In conclusion, the Texas STaR is the most insightful for me to gain an understanding of successful technology integration. In analyzing the areas on the Texas STaR chart, Early Tech fits with my level of progress. As a substitute teacher, I use technology in the classrooms where technology is in place for instruction, assessment, communication, homework, and as a resource. Since I work in Texas, I spent extra time on the Texas STaR information, and in doing so, I feel comfortable that I can someday reach the Target Tech level.  

Four Ages of Educational Technology

In thinking about student work that I might design using blogs, I first met with the Principal of my neighborhood’s middle school to request and receive permission to shadow a Science teacher. I have been a substitute for this teacher’s Science class on many days over the last five years. Therefore, her Science room was familiar to me. As it turned out, this Science teacher and I have known each other through our children’s sporting participation and she now is my mentor for “all-things-science”. Besides shadowing many full days and mentoring sessions, I know I will use blogs with my students and their parents. Students will be able to blog about Science in forums about projects, assignments, and with me. Using “best-practice” in Science education, I will include a blog with resources for advance inquiry and communication. I will use blogs to post information to students who may have missed class and their parents.

CONTENT:  As a secondary Science teacher, I can use my blog as a tool for additional lecture, to assign projects, homework, additional assistance, and for collaborations of students on assignments. Primarily the blog is for learning and communicating. Using the second step of Blooms Taxonomy, “understanding,” I can use web-links for students to follow while classifying the genus species of various specimens.

PEDAGOGY:  I looked under Science resources and I found excellent blogs called Teach Science right and Reflections of a Science Teacher. My stance is that I will use a blog and technology to enhance my Science student’s learning through activities and interaction. I will use visuals to show Science content in various ways so all my students can understand and participate to some degree at their own pace.

TECHNOLOGY:  The local school district where I plan to do my student teaching next school year has specific technology in place for all teachers. This includes blog sights and computers in every classroom. Many middle school students now do have smart phones, but do not turn them own except during specific instructional time. Our local district does not depend upon students having a smart phone, so there are tablets provided to students during class time.
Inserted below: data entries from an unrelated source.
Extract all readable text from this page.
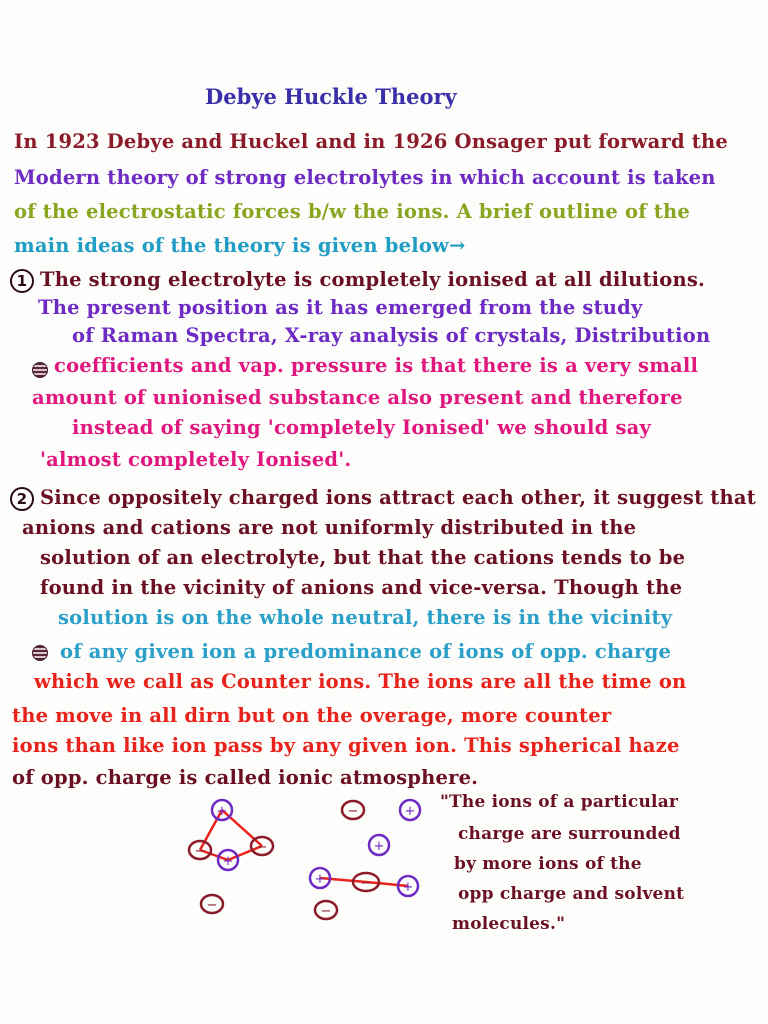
Debye Huckle Theory
In 1923 Debye and Huckel and in 1926 Onsager put forward the
Modern theory of strong electrolytes in which account is taken
of the electrostatic forces b/w the ions. A brief outline of the
main ideas of the theory is given below→
1 The strong electrolyte is completely ionised at all dilutions.
The present position as it has emerged from the study
of Raman Spectra, X-ray analysis of crystals, Distribution
coefficients and vap. pressure is that there is a very small
amount of unionised substance also present and therefore
instead of saying 'completely Ionised' we should say
'almost completely Ionised'.
2 Since oppositely charged ions attract each other, it suggest that
anions and cations are not uniformly distributed in the
solution of an electrolyte, but that the cations tends to be
found in the vicinity of anions and vice-versa. Though the
solution is on the whole neutral, there is in the vicinity
of any given ion a predominance of ions of opp. charge
which we call as Counter ions. The ions are all the time on
the move in all dirn but on the overage, more counter
ions than like ion pass by any given ion. This spherical haze
of opp. charge is called ionic atmosphere.
"The ions of a particular
charge are surrounded
by more ions of the
opp charge and solvent
molecules."
+
+
+
+
+
+
−	−
−
−
−	−
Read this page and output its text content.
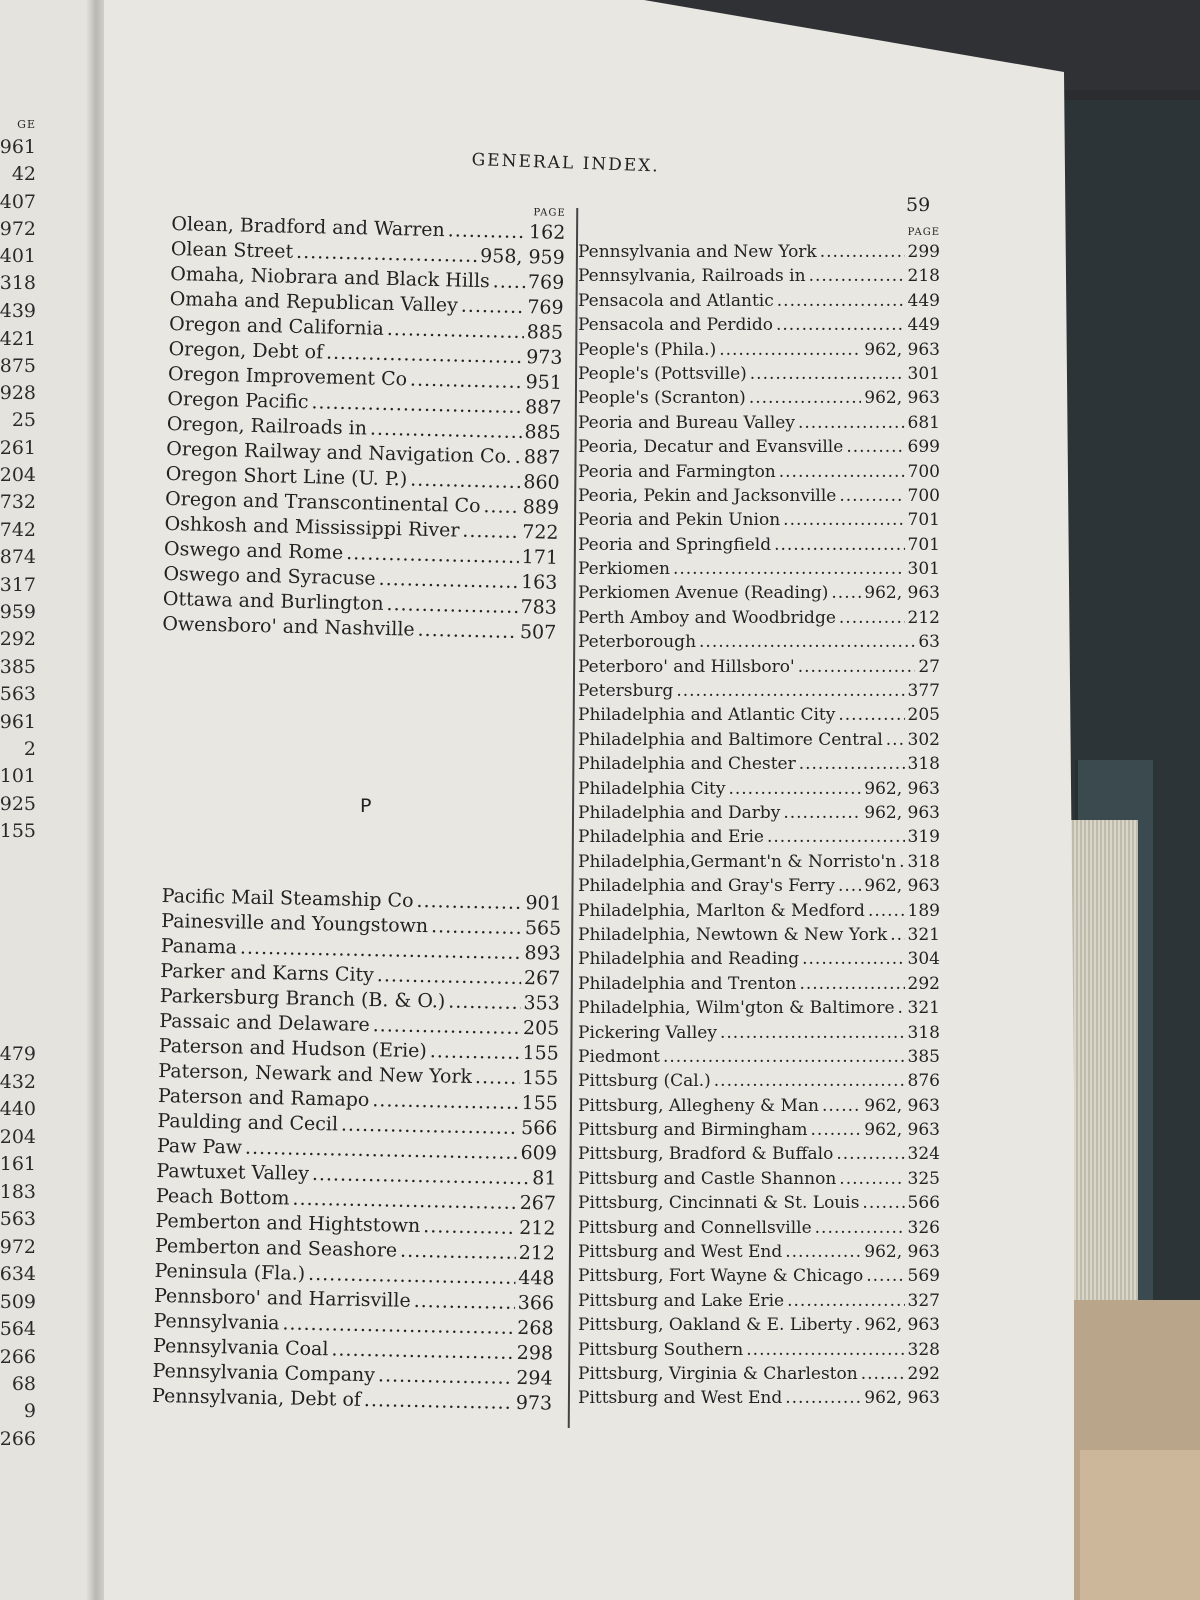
GE
961
42
407
972
401
318
439
421
875
928
25
261
204
732
742
874
317
959
292
385
563
961
2
101
925
155
479
432
440
204
161
183
563
972
634
509
564
266
68
9
266
GENERAL INDEX.
59
PAGE
Olean, Bradford and Warren .....	162
Olean Street .....	958, 959
Omaha, Niobrara and Black Hills ..... 769
Omaha and Republican Valley .....	769
Oregon and California .....	885
Oregon, Debt of .....	973
Oregon Improvement Co .....	951
Oregon Pacific .....	887
Oregon, Railroads in .....	885
Oregon Railway and Navigation Co. ..... 887
Oregon Short Line (U. P.) .....	860
Oregon and Transcontinental Co ..... 889
Oshkosh and Mississippi River .....	722
Oswego and Rome .....	171
Oswego and Syracuse .....	163
Ottawa and Burlington .....	783
Owensboro' and Nashville .....	507
P
Pacific Mail Steamship Co .....	901
Painesville and Youngstown .....	565
Panama .....	893
Parker and Karns City .....	267
Parkersburg Branch (B. & O.) .....	353
Passaic and Delaware .....	205
Paterson and Hudson (Erie) .....	155
Paterson, Newark and New York .....	155
Paterson and Ramapo .....	155
Paulding and Cecil .....	566
Paw Paw .....	609
Pawtuxet Valley .....	81
Peach Bottom .....	267
Pemberton and Hightstown .....	212
Pemberton and Seashore .....	212
Peninsula (Fla.) .....	448
Pennsboro' and Harrisville .....	366
Pennsylvania .....	268
Pennsylvania Coal .....	298
Pennsylvania Company .....	294
Pennsylvania, Debt of .....	973
PAGE
Pennsylvania and New York .....	299
Pennsylvania, Railroads in .....	218
Pensacola and Atlantic .....	449
Pensacola and Perdido .....	449
People's (Phila.) .....	962, 963
People's (Pottsville) .....	301
People's (Scranton) .....	962, 963
Peoria and Bureau Valley .....	681
Peoria, Decatur and Evansville .....	699
Peoria and Farmington .....	700
Peoria, Pekin and Jacksonville .....	700
Peoria and Pekin Union .....	701
Peoria and Springfield .....	701
Perkiomen .....	301
Perkiomen Avenue (Reading) ..... 962, 963
Perth Amboy and Woodbridge .....	212
Peterborough .....	63
Peterboro' and Hillsboro' .....	27
Petersburg .....	377
Philadelphia and Atlantic City .....	205
Philadelphia and Baltimore Central ..... 302
Philadelphia and Chester .....	318
Philadelphia City .....	962, 963
Philadelphia and Darby .....	962, 963
Philadelphia and Erie .....	319
Philadelphia,Germant'n & Norristo'n ..... 318
Philadelphia and Gray's Ferry ..... 962, 963
Philadelphia, Marlton & Medford .....	189
Philadelphia, Newtown & New York ..... 321
Philadelphia and Reading .....	304
Philadelphia and Trenton .....	292
Philadelphia, Wilm'gton & Baltimore ..... 321
Pickering Valley .....	318
Piedmont .....	385
Pittsburg (Cal.) .....	876
Pittsburg, Allegheny & Man .....	962, 963
Pittsburg and Birmingham .....	962, 963
Pittsburg, Bradford & Buffalo .....	324
Pittsburg and Castle Shannon .....	325
Pittsburg, Cincinnati & St. Louis .....	566
Pittsburg and Connellsville .....	326
Pittsburg and West End .....	962, 963
Pittsburg, Fort Wayne & Chicago .....	569
Pittsburg and Lake Erie .....	327
Pittsburg, Oakland & E. Liberty ..... 962, 963
Pittsburg Southern .....	328
Pittsburg, Virginia & Charleston .....	292
Pittsburg and West End .....	962, 963
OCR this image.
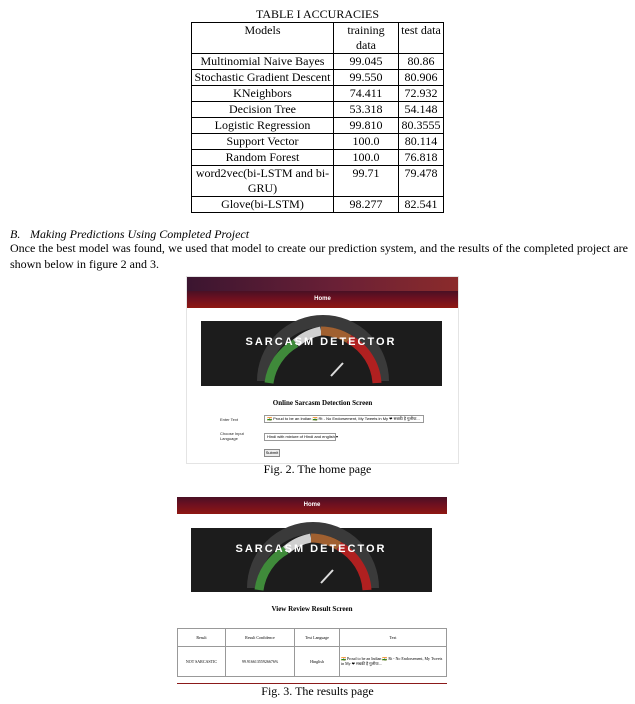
TABLE I ACCURACIES
Models	training data	test data
Multinomial Naive Bayes	99.045	80.86
Stochastic Gradient Descent	99.550	80.906
KNeighbors	74.411	72.932
Decision Tree	53.318	54.148
Logistic Regression	99.810	80.3555
Support Vector	100.0	80.114
Random Forest	100.0	76.818
word2vec(bi-LSTM and bi-GRU)	99.71	79.478
Glove(bi-LSTM)	98.277	82.541
B. Making Predictions Using Completed Project
Once the best model was found, we used that model to create our prediction system, and the results of the completed project are shown below in figure 2 and 3.
Home
SARCASM DETECTOR
Online Sarcasm Detection Screen
Enter Text	🇮🇳 Proud to be an Indian 🇮🇳 Rt - No Endorsement, My Tweets in My ❤ सबकी है गुलीया...
Choose Input Language	Hindi with mixture of Hindi and english ▾
Submit
Fig. 2. The home page
Home
SARCASM DETECTOR
View Review Result Screen
Result	Result Confidence	Text Language	Text
NOT SARCASTIC	99.91661355926676%	Hinglish	🇮🇳 Proud to be an Indian 🇮🇳 Rt - No Endorsement, My Tweets in My ❤ सबकी है गुलीया...
Fig. 3. The results page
2. I will use multimedia technology in teaching Science in the learning environment such as laptop, personal computer, tablet (i Pad), smart phone (iPhone), white-board, television, DVD, recording device, and/or projector.

3. An obstacle could be a student not having access at home to the internet. Other obstacles for a middle school student would be parental supervision and/or internet distractions to sights not linked to the classroom purposes. Even though there are obstacles to a middle school student having access to the internet in environments other than at school, technology the best learning and communication tool available.